The lesson that I have learned in 2020 is that I can survive in a more contemplative environment. Being quarantined and connecting with others from the safety of my home, has offered me so much time to reflect and search inward. I strive only to be a gift to those in need of what I have to offer. I trust that those who need what I have will pass my way, and pray that I will recognize them when they do. There is freedom in the words ‘nothing left to lose”, but there is even more freedom in the words “nothing left to prove.” We just need to give from our center of love and let go of the outcome.
No one knows what the year ahead will bring. There is always good news and bad news in the “not knowing”. The good news in not knowing is to live in bliss or hope.
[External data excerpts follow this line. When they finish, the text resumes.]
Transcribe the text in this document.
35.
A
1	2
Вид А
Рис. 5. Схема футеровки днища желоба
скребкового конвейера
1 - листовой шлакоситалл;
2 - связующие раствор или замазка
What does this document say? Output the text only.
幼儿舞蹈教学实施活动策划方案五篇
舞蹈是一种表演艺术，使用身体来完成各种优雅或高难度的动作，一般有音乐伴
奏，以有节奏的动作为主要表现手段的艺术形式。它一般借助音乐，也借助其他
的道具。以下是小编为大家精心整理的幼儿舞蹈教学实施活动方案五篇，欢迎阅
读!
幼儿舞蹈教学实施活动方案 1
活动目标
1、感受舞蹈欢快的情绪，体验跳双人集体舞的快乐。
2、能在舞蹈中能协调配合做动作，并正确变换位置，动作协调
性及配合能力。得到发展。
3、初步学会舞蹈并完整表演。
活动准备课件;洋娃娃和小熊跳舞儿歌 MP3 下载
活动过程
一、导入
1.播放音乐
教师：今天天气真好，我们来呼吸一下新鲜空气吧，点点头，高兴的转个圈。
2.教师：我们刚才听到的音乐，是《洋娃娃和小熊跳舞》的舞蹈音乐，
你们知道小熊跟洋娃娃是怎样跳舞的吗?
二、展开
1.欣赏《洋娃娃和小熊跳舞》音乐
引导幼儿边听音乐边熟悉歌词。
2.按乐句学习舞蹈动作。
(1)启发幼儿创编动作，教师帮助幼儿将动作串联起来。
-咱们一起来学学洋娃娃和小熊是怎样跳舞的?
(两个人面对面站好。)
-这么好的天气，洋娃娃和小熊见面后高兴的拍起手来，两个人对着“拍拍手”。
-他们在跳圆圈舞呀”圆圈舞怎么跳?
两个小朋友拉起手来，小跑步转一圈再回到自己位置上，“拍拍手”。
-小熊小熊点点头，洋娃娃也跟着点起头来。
Hoping that all those we care about will remain healthy and happy as well as have shelter, food and love. The bad news is “not knowing”; we do not know what next year will bring. We cannot be at peace or even joyful until we let go of the fear of the “what if,” and handle only the “what is “one day at a time. Each year we take what is given with grateful hearts and work through any adversity with courage. Trust in your ability to do so and have faith in the power of God’s love to survive whatever may come.
There are so many close to me who are ill and faced with decisions and tasks that seem insurmountable. Their options have made me face the time I have left with sincere determination. What if next year is the last? What will we do with the rest of our days to make them worthwhile, not just for us, but for those we influence? Each one of us can make the world better.
As we close out this year, I am grateful for the time that I have been given, and I look forward to the opportunities the next 12 months will bring.